Kamis 01 Mar 2018 13:53 WIB

Dalam Patriarki Jepang, Gerakan Me Too Berisiko Bagi Wanita

Mereka yang berbicara lebih banyak mendapat kritik dibandingkan simpati.

Rep: Zahrotul Oktaviani/ Red: Ani Nursalikah
Jurnalis Jepang Shiori Ito yang diperkosa rekannya. Sayangnya, pengadilan memutuskan tidak mendakwa pelakunya.
Foto: AP Photo/Mari Yamaguchi
Jurnalis Jepang Shiori Ito yang diperkosa rekannya. Sayangnya, pengadilan memutuskan tidak mendakwa pelakunya.

REPUBLIKA.CO.ID, TOKYO -- Banyak komentar dari para warganet menuduh Rika Shiiki telah berbohong dan mencari publisitas ketika dirinya membuat sebuah cicitan tentang kontrak bisnisnya yang hilang setelah menolak berhubungan seks dengan kliennya. Beberapa warganet bahkan menyatakan dengan menyetujui ajakan makan malam klien, Shiiki sebenarnya telah mengajak ke arah tersebut.

"Komentar yang saya dapatkan tidak proporsional. Kita perlu menciptakan kondisi masyarakat yang dapat menerima kita (perempuan) untuk bersuara.
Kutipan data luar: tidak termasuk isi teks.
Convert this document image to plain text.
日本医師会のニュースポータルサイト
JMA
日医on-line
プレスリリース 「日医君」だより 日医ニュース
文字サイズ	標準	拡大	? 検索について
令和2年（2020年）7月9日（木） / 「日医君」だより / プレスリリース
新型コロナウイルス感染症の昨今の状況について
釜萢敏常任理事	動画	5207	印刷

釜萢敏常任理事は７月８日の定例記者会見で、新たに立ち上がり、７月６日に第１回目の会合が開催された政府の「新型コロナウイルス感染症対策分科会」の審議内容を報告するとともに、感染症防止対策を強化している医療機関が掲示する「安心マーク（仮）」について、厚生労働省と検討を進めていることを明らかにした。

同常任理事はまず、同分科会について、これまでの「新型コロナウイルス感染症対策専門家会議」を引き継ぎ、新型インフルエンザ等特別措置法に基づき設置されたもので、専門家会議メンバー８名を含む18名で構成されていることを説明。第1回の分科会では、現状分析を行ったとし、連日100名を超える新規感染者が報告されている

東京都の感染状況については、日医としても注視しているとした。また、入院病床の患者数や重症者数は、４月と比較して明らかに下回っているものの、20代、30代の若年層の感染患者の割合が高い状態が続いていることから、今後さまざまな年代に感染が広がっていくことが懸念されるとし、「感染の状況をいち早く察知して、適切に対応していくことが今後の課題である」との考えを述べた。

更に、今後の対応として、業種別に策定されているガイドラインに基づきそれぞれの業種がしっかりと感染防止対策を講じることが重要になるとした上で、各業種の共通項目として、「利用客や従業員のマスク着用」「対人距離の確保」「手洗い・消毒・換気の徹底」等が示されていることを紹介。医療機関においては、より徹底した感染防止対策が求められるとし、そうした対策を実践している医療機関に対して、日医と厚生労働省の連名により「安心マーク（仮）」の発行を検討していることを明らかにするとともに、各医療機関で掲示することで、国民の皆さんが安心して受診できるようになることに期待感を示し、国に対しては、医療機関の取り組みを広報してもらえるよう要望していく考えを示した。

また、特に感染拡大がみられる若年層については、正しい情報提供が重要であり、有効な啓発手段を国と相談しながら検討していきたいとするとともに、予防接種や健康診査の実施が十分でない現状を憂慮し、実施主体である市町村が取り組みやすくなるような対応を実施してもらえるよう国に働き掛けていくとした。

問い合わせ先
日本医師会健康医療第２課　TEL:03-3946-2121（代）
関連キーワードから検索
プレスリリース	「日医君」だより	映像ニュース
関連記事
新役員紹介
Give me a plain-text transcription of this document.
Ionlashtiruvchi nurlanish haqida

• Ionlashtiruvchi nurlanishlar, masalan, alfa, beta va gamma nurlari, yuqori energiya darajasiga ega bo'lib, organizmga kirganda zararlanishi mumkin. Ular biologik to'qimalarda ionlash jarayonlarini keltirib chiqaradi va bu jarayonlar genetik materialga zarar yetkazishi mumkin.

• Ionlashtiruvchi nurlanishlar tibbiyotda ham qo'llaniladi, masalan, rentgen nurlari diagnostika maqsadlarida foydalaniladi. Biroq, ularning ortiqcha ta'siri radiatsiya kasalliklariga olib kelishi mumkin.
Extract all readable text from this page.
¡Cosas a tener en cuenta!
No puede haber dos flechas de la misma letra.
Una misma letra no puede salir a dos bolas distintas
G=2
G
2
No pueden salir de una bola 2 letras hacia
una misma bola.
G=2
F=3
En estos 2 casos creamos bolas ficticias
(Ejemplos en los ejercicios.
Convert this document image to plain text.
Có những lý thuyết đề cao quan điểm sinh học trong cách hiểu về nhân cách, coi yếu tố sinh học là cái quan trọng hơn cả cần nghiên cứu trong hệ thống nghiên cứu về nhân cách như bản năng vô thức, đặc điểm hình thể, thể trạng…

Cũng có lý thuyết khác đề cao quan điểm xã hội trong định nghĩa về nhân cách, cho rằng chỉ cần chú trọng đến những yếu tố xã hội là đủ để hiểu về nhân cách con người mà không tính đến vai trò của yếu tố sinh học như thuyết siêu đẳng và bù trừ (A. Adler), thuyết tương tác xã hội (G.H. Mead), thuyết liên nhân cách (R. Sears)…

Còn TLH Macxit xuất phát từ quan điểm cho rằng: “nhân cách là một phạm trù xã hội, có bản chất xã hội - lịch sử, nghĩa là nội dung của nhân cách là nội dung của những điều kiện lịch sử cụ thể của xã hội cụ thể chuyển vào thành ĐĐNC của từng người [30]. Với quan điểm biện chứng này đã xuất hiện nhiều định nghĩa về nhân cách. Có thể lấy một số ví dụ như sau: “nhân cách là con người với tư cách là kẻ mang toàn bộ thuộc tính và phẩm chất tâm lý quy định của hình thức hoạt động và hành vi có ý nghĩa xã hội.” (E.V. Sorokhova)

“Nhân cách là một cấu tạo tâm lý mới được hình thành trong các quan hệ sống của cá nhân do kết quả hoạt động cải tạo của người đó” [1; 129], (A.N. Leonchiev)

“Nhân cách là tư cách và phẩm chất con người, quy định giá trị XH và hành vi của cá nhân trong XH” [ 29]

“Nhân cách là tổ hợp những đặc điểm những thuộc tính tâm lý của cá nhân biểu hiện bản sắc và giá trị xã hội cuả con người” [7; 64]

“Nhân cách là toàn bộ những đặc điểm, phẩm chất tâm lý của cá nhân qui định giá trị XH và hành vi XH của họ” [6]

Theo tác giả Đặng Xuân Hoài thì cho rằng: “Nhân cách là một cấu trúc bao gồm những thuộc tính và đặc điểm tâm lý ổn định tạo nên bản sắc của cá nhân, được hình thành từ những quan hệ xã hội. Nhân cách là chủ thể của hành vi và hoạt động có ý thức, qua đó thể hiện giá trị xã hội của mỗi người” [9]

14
Jika tidak, pelecehan seksual dan kesalahan lainnya akan berlanjut selamanya," ujar Shiiki, wanita berusia 20 tahun yang juga seorang mahasiswa dan pengusaha.

Gerakan #MeToo memang belum ditangkap dengan baik di Jepang. Mereka yang berbicara lebih banyak mendapat kritik dibandingkan simpati bahkan dari orang yang memiliki gender sama. Gerakan tersebut muncul di AS setelah kasus pelecehan seksual yang dilakukan produser film Hollywood Harvey Weinstein tahun lalu.

Dalam sebuah masyarakat patriarki dimana kebanyakan wanita terus dijadikan pihak yang bersalah, banyak korban kemudian mencoba melupakan serangan dan pelecehan daripada mencari dukungan dan keadilan. Hal ini diungkapkan oleh Mari Miura seorang profesor ilmu politik di Universitas Sophia di Tokyo.

"Jepang tidak memiliki ikatan persaudaraan antarwanita yang kuat. Ini adalah proses yang melelahkan dan selalu mengintimidasi. Sangat wajar jika korban kemudian merasa enggan berbicara," ujarnya.

photo
Gerakan #MeToo

Seorang jurnalis wanita, Shiori Ito, mencoba terbuka kepada publik tahun lalu. Dirinya mengadakan konferensi pers setelah jaksa memutuskan tidak mengajukan tuntutan kepada seorang wartawan TV terkemuka yang ditutduh telah memperkosa dirinya. Kejadian tersebut dikatakan berlangsung setelah wartawan TV itu mengundang Ito untuk mendiskusikan kesempatan kerja sama sembari makan malam pada 2015.

Setelah konferensi pers tersebut, banyak komentar bernada kritik ditujukan pada Ito. Dirinya dikritik karena berani berbicara mengenai pemerkosaan, terlihat terlalu menggoda, dan merusak kehidupan seorang tokoh terkemuka. Ito juga mengatakan kepada AP sebagian wanita di Jepang menyebutnya memalukan.

Buku Ito yang dirilis Oktober dan berjudul Blackbox berisikan rincian siksaan yang terjadi saat fenomena #MeToo menjadi berita utama di Amerika. Gerakan tersebut juga menimbulkan beberapa diskusi di Jepang namun hanya sedikit wanita yang berani maju ke depan.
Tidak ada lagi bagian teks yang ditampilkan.